Non basta il ko alle urne. L'opposizione al tappeto si ributta sul fascismo

In cerca di vecchie foto e polemiche del passato per mettere sotto accusa il centrodestra

Non basta il ko alle urne. L'opposizione al tappeto si ributta sul fascismo

Il grande ritorno del Fascismo purtroppo per loro non c'è. Ma il radar dell'ideologia anti è sempre acceso e capta quel che può: citazioni del Ventennio, frasi del Duce, persino penosi e grotteschi travestimenti in stile nazi. L'opposizione non si arrende all'evidenza e invece di inchiodare la maggioranza ai suoi limiti, prova a trasformare in indignazione i frammenti del passato che qua e là affiorano in modo teatrale e persino caricaturale.

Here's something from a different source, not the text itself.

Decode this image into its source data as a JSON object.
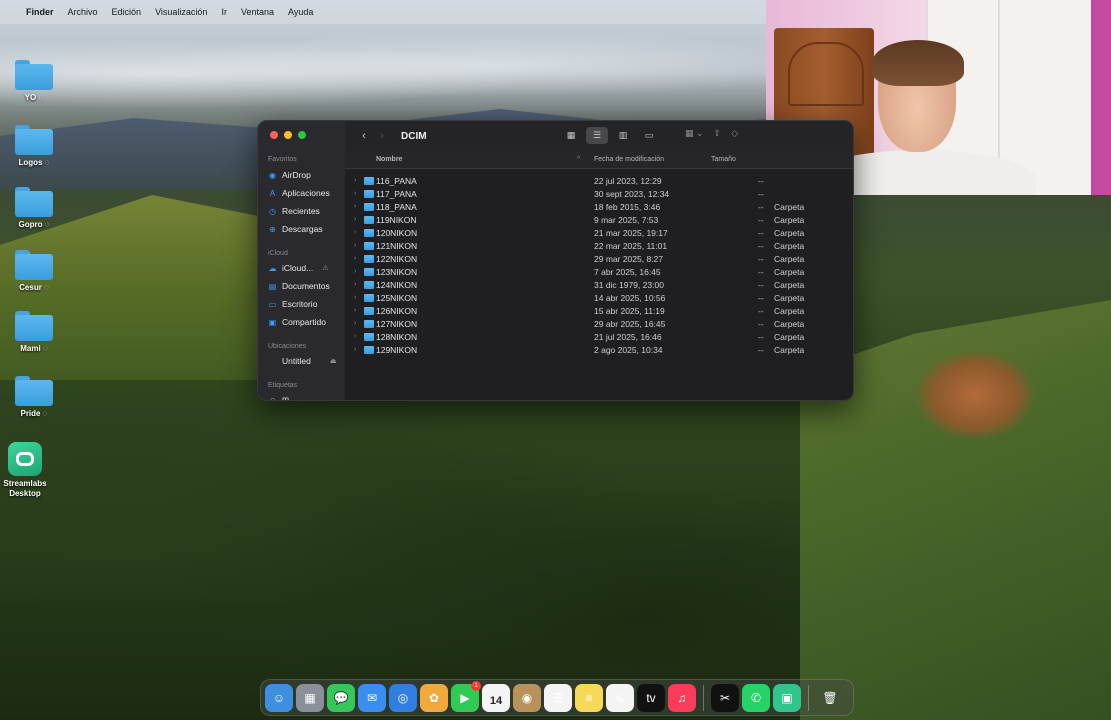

Diventa uno scandalo l'adunata dei nostalgici a Predappio, un rito che si ripete stancamente di anno in anno, ora arricchito di nuove polemiche: perché il governo si mobilita contro il rave di Modena e tollera l'happening andato in scena in Romagna? In verità gli stessi organizzatori invitavano i manifestanti a mettere la mano sul cuore e a non distenderla nel saluto romano. Fiato sprecato, perché quelli, infiammati, magari indossando la maglietta col motto «me ne frego», allungavano il braccio col rischio poi di beccarsi un procedimento per apologia del Fascismo.

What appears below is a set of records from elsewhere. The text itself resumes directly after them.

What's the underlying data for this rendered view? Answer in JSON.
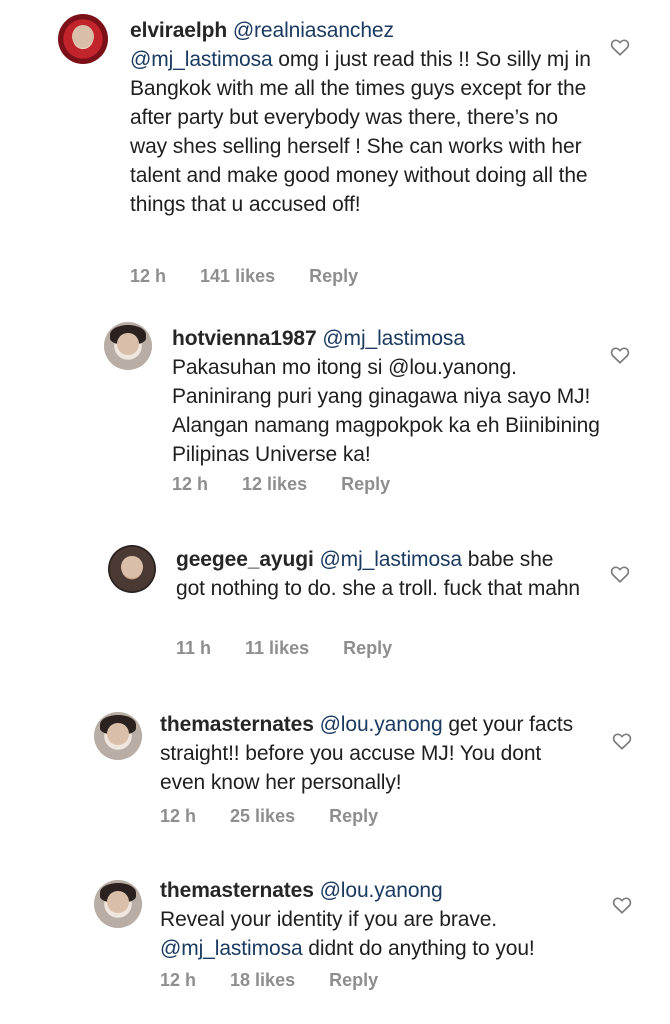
{
  "comments": [
    {
      "username": "elviraelph",
      "mention": "@realniasanchez",
      "body_mention": "@mj_lastimosa",
      "body": " omg i just read this !! So silly mj in Bangkok with me all the times guys except for the after party but everybody was there, there’s no way shes selling herself ! She can works with her talent and make good money without doing all the things that u accused off!",
      "time": "12 h",
      "likes": "141 likes",
      "reply": "Reply",
      "avatar_icon": "profile-avatar"
    },
    {
      "username": "hotvienna1987",
      "mention": "@mj_lastimosa",
      "body": "Pakasuhan mo itong si @lou.yanong. Paninirang puri yang ginagawa niya sayo MJ! Alangan namang magpokpok ka eh Biinibining Pilipinas Universe ka!",
      "time": "12 h",
      "likes": "12 likes",
      "reply": "Reply",
      "avatar_icon": "profile-avatar"
    },
    {
      "username": "geegee_ayugi",
      "mention": "@mj_lastimosa",
      "body": " babe she got nothing to do. she a troll. fuck that mahn",
      "time": "11 h",
      "likes": "11 likes",
      "reply": "Reply",
      "avatar_icon": "profile-avatar"
    },
    {
      "username": "themasternates",
      "mention": "@lou.yanong",
      "body": " get your facts straight!! before you accuse MJ! You dont even know her personally!",
      "time": "12 h",
      "likes": "25 likes",
      "reply": "Reply",
      "avatar_icon": "profile-avatar"
    },
    {
      "username": "themasternates",
      "mention": "@lou.yanong",
      "body_line": "Reveal your identity if you are brave.",
      "body_mention": "@mj_lastimosa",
      "body": " didnt do anything to you!",
      "time": "12 h",
      "likes": "18 likes",
      "reply": "Reply",
      "avatar_icon": "profile-avatar"
    }
  ],
  "like_icon": "heart-outline-icon"
}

Dovrebbe essere più che sufficiente l'intervento delle procure, dovrebbe bastare la presa di distanza di Giorgia Meloni che vuole costruire non un partito neofascista, ma conservatore che è altra cosa, come riconosce con lucidità Luciano Violante. Ma in mancanza di meglio tutto può servire per fare fumo. Galeazzo Bignami, avvocato bolognese, diventa viceministro alle Infrastrutture e subito risalta fuori per l'ennesima volta la vecchia foto di lui vestito da nazista con tanto di svastica sul braccio. Pare che la performance sia nata nel corso di un addio al celibato, di sicuro Bignami si è già scusato tante volte ma si riparte sempre dall'inizio. Dal presunto peccato originale. E torna questa immagine che fa tanto Blues Brothers e nazisti dell'Illinois.

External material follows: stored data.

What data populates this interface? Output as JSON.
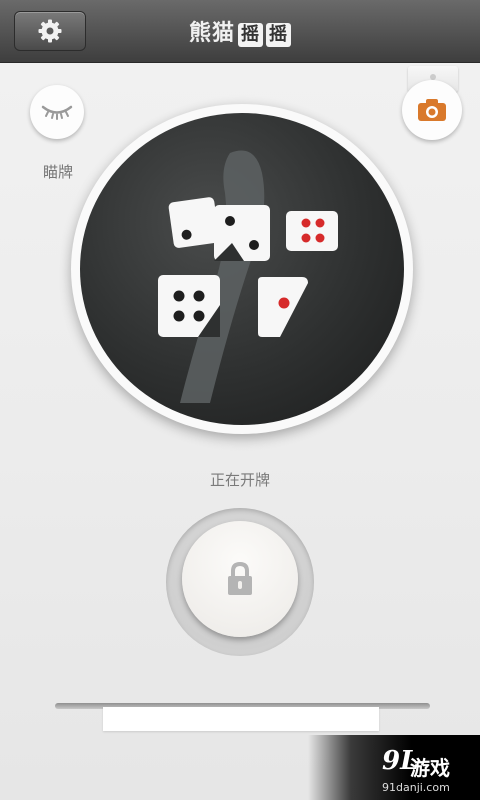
{
  "header": {
    "title_main": "熊猫",
    "title_box_1": "摇",
    "title_box_2": "摇"
  },
  "icons": {
    "settings": "gear-icon",
    "peek": "eye-closed-icon",
    "camera": "camera-icon",
    "lock": "lock-icon"
  },
  "peek": {
    "label": "瞄牌"
  },
  "status": {
    "label": "正在开牌"
  },
  "watermark": {
    "logo": "9L",
    "text": "游戏",
    "url": "91danji.com"
  },
  "colors": {
    "camera_accent": "#d9792b",
    "pip_red": "#d62a2a",
    "pip_black": "#1e1e1e"
  }
}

Tra le facce dei sottosegretari spunta quello di Claudio Durigon e subito la presunta controinformazione ci fa sapere, come non lo sapessimo già, che voleva intitolare un parco di Latina ad Arnaldo Mussolini, il fratello del Duce morto negli anni Trenta. Gratta gratta, pare essere il retropensiero, scoprirai che i compagni di viaggio di Giorgia Meloni sono ancora immersi nel clima della dittatura, sì magari si occupano delle bollette o dell'inflazione ma intanto collezionano i busti del Duce, come fa il presidente del Senato Ignazio La Russa, o altre anticaglie.

Come se la maldestra e a tratti adolescenziale frequentazione del Ventennio fosse il termometro della capacità politica dell'esecutivo. Andrea Delmastro si siede sulla poltrona di sottosegretario alla Giustizia ed ecco, come ricorda Dagospia che ha catalogato tutti questi accostamenti imbarazzanti, gli mettono in conto un'uscita del 2010: una frase da lui sbandierata di Leon Degrelle, figura storica dell'estrema destra belga, un mito per i cultori del Reich e delle Ss. Lo stesso meccanismo scatta contro Edmondo Cirielli, fresco viceministro degli Esteri che invece aveva pescato a suo tempo, nel 2016 - quando nota maliziosamente Dagospia aveva già la veneranda età di 52 anni - una massima di Mussolini: «Il tradito potrà anche essere un ingenuo ma il traditore rimarrà sempre un infame».

È a quel pensiero che provano se non a impiccarlo almeno a metterlo in crisi. Certo, l'album in camicia nera della classe dirigente suscita sarcasmo e sorrisetti di stupore. Ci può pure stare, per punzecchiare, ma non può diventare la linea Maginot dell'opposizione.

La sinistra dovrebbe marciare su Roma sfoderando contenuti e critiche più che giocando ad acchiappare coriandoli di cronaca degli anni Trenta. Altrimenti sarà lei a relegarsi nei cinegiornali di un mondo che non c'è più.